B-cycle’s annual report showcases surge in Australia’s battery recycling

Image credit: bcycle.com.au

Australia’s government-backed battery recycling initiative, B-cycle, has experienced a surge in growth and support within just 18 months of its inception, according to the annual Positive Charge Report released by the Battery Stewardship Council (BSC).

BSC, the non-profit organisation behind B-cycle, highlighted the scheme’s remarkable progress in increasing battery recycling across the country.

B-cycle, authorised by the Australian Competition and Consumer Commission (ACCC), addressed the rising challenge of battery waste as one of the fastest-growing waste streams in the nation.

Facilitating accessible battery recycling services, B-cycle has successfully expanded its drop-off network to over 4,195 locations, quadrupling the number since its launch, the report noted.

Australians are set to purchase batteries equivalent to circling the Earth seven times this year, a number projected to increase to 37 times by 2050.

To manage this demand sustainably, B-cycle has become instrumental in fostering responsible battery disposal.

Key findings from the 2023 Positive Charge Report (FY 2022/23) include a notable 30 per cent increase in battery recycling among Australians, with 2.375 tonnes of batteries recycled, nearly double the rate prior to the scheme’s initiation.

B-cycle has achieved an average recovery rate of 71.08 per cent, doubling the Collection Rate to 12 per cent.

Consumer engagement has surged, with over 90,130 searches for the nearest B-cycle drop-off point on the scheme’s website.
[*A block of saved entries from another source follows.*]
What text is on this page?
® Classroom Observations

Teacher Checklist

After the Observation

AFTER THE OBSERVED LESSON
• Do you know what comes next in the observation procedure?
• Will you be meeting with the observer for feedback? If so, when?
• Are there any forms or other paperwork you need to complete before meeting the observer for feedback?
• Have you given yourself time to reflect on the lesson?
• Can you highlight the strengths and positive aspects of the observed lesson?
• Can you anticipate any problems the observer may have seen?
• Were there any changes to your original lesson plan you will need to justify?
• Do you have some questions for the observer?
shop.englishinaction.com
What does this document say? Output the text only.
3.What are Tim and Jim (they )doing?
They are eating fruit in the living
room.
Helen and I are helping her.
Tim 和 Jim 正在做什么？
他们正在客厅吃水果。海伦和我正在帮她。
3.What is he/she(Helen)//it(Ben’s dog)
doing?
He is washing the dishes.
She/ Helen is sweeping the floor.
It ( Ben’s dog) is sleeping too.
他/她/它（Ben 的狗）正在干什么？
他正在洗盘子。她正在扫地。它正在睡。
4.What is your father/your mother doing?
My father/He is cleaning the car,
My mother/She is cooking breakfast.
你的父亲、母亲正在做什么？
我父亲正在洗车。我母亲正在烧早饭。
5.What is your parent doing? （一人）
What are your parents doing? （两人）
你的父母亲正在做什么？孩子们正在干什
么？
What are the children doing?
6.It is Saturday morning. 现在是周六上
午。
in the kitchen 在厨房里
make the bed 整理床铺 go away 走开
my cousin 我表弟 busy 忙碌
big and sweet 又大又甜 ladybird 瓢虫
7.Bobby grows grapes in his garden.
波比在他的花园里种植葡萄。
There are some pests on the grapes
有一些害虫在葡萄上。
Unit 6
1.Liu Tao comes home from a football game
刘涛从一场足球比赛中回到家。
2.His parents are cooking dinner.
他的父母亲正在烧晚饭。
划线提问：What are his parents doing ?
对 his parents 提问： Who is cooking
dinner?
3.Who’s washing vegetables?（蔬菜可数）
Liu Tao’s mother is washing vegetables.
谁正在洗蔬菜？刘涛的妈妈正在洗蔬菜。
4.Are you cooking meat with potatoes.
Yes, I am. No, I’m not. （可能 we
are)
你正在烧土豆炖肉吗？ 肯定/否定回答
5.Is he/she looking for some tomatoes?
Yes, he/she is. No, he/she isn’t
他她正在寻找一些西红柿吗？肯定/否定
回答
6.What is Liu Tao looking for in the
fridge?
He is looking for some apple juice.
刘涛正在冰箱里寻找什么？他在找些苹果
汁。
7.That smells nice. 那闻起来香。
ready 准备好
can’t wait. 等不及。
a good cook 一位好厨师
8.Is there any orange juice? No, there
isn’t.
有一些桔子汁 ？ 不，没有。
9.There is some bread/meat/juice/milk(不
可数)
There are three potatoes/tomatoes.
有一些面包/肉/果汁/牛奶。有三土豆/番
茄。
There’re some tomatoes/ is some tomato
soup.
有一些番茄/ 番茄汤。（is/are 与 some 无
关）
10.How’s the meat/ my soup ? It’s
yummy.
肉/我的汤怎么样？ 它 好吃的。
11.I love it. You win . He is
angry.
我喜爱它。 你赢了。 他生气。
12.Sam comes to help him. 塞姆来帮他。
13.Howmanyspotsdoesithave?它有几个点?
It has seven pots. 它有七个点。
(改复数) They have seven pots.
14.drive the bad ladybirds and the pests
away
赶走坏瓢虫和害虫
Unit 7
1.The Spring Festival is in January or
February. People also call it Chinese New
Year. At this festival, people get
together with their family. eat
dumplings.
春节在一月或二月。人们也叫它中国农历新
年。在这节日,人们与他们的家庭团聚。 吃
The report underscored the industry’s commitment to collaborating with the Battery Stewardship Council, transforming Australia’s battery stewardship landscape and contributing to a more sustainable future.

B-cycle aims to serve as a global model for responsible battery recycling as the scheme continues to evolve.

B-cycle CEO Libby Chaplin emphasises the crucial role of industry participants and the public in driving the scheme’s success, urging continued support to meet Australia’s growing battery demand.

“Industry participants and the broader public are the driving force behind the success of B-cycle, and continued support will be critical to scale the scheme and service Australia’s future demand for batteries,” Chaplin noted.

Education and awareness initiatives, such as the Never Bin Your Batteries and This Tape Saves Lives campaigns, launched in October 2023, are vital in mitigating battery-related fires and injuries.

Authorised by the ACCC and accredited by the Australian Government, B-cycle has received financial support from both the government and industry.

The report also highlighted the potential for Australia to contribute significantly to a circular battery supply chain, offering environmental and climate benefits and curbing emissions.

“This report underlines the strong environmental and climate benefits of B-cycle and the recovery of materials from used batteries offering a crucial opportunity in curbing emissions for the battery industry as it continues to rapidly scale both locally and globally,” Chaplin explained.

Looking ahead, the report anticipates the lithium-based battery projection to reach 7.7 million tonnes by 2050.

Chaplin stressed the need for proactivity in the industry to address the forecasted growth in battery waste and announced plans to engage with the electric vehicle sector in 2024 to explore stewardship options.